Wednesday, September 1, 2010

Sunday Sawfly: A Dolerus deceptively not interested in a Mayday

The middle of the week is about as far from Sunday as one can get, but last Sunday I was overworked and this Sunday I’m on holiday, so I’m serving two Sundays with one small black sawfly. Dave Smith has identified this as a species of Dolerus (a genus with almost 200 described species, including about 75 in the Nearctic) and possibly the introduced European species D. nitens Zaddach. Dave doesn’t have records of this sawfly from Alberta, but it is sawing its way across North America, so was bound to get here sooner or later. This picture was taken on a Mayday bud in the process of opening in early May – what passes for early spring most years in Alberta. Dolerus nitens is known to be one of the very early emerging sawflies, but it does not feed on Mayday (Prunus padus) or other cherries or plums.

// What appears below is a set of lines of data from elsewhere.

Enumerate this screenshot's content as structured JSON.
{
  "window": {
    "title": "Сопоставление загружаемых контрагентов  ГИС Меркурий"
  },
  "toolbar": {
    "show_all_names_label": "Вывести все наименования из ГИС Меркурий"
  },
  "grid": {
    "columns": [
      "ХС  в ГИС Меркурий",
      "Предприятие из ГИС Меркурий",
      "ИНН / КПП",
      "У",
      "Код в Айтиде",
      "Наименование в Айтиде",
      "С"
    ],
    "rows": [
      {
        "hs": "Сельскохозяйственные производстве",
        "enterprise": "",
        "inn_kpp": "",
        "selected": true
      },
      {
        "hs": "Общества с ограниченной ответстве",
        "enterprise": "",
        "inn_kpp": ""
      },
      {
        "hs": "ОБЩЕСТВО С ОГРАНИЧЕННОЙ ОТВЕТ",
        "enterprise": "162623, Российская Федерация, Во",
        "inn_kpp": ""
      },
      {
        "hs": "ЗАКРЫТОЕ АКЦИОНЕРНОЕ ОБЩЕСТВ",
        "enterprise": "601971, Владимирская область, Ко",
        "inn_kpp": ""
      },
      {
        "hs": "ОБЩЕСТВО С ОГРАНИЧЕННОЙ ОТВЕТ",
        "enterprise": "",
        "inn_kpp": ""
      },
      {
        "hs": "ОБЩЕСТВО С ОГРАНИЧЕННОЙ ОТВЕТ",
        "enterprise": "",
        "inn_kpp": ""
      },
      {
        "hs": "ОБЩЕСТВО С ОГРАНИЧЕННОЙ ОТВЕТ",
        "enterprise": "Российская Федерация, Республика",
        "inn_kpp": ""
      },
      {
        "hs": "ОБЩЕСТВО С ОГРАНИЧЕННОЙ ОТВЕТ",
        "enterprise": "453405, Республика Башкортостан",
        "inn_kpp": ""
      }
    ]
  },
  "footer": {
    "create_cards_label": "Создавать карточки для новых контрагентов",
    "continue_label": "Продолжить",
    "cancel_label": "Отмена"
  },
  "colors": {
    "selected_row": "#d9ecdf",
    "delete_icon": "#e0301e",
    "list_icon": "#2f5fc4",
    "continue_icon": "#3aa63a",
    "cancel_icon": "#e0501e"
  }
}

With its somber black colour, it is tempting to think that Dolerus comes from the Latin for sorrows (dolor), but ‘doler’ is Greek for ‘deceptive’. The genus was named by Panzer, presumably the famous German botanist and entomologist Georg Wolfgang Franz Panzer who died in 1829. Perhaps he was referring to something deceptive about the larvae. The caterpillar-like larvae of D. nitens graze on grasses (Poaceae) and sedges and their relatives (Cyperaceae) and are considered pests in grains. The Home Bug Garden has a few clumps of ornamental reed grasses (Calamagrostis), one clump of a native needle-grass (formerly in Stipa), and a pond-full of spike-rush (Eleocharis) and sedge (Carex). Species of all of these genera are suitable hosts for D. nitens, so we may one day be able to be decode the deceptive name.

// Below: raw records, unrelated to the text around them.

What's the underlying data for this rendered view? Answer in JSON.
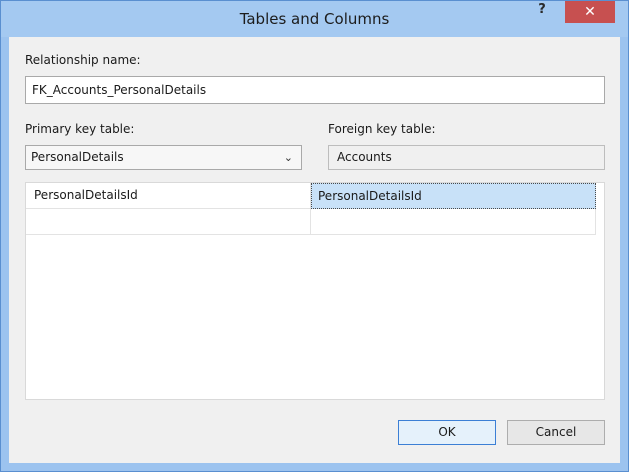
{
  "window": {
    "title": "Tables and Columns",
    "help_label": "?",
    "close_label": "✕"
  },
  "relationship": {
    "label": "Relationship name:",
    "value": "FK_Accounts_PersonalDetails"
  },
  "primary": {
    "label": "Primary key table:",
    "selected": "PersonalDetails"
  },
  "foreign": {
    "label": "Foreign key table:",
    "value": "Accounts"
  },
  "columns": {
    "rows": [
      {
        "primary": "PersonalDetailsId",
        "foreign": "PersonalDetailsId"
      },
      {
        "primary": "",
        "foreign": ""
      }
    ]
  },
  "buttons": {
    "ok": "OK",
    "cancel": "Cancel"
  },
  "colors": {
    "title_bar": "#a4c9f1",
    "close_button": "#c75050",
    "selection": "#c8e1f8",
    "default_button_border": "#3c7fd5"
  }
}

I’ll end this short post with an even shorter digression, stumbled upon while searching (with little success) for some biological information on D. nitens. It seems that sawflies are one of those interesting entomological groups that are more diverse in the cooler parts of the World (or at least of its northern half) and become less diverse as one moves towards the tropics*, reversing what one normally expects of insect diversity. I suppose that helps to explain why the Home Bug Garden seems so blest with sawflies, while in Queensland I can't even remember seeing one.
*Kouki et al. 1994. Reversed latitudinal gradient in species richness of sawflies. Ann. Zool. Fenn. 31: 83-88.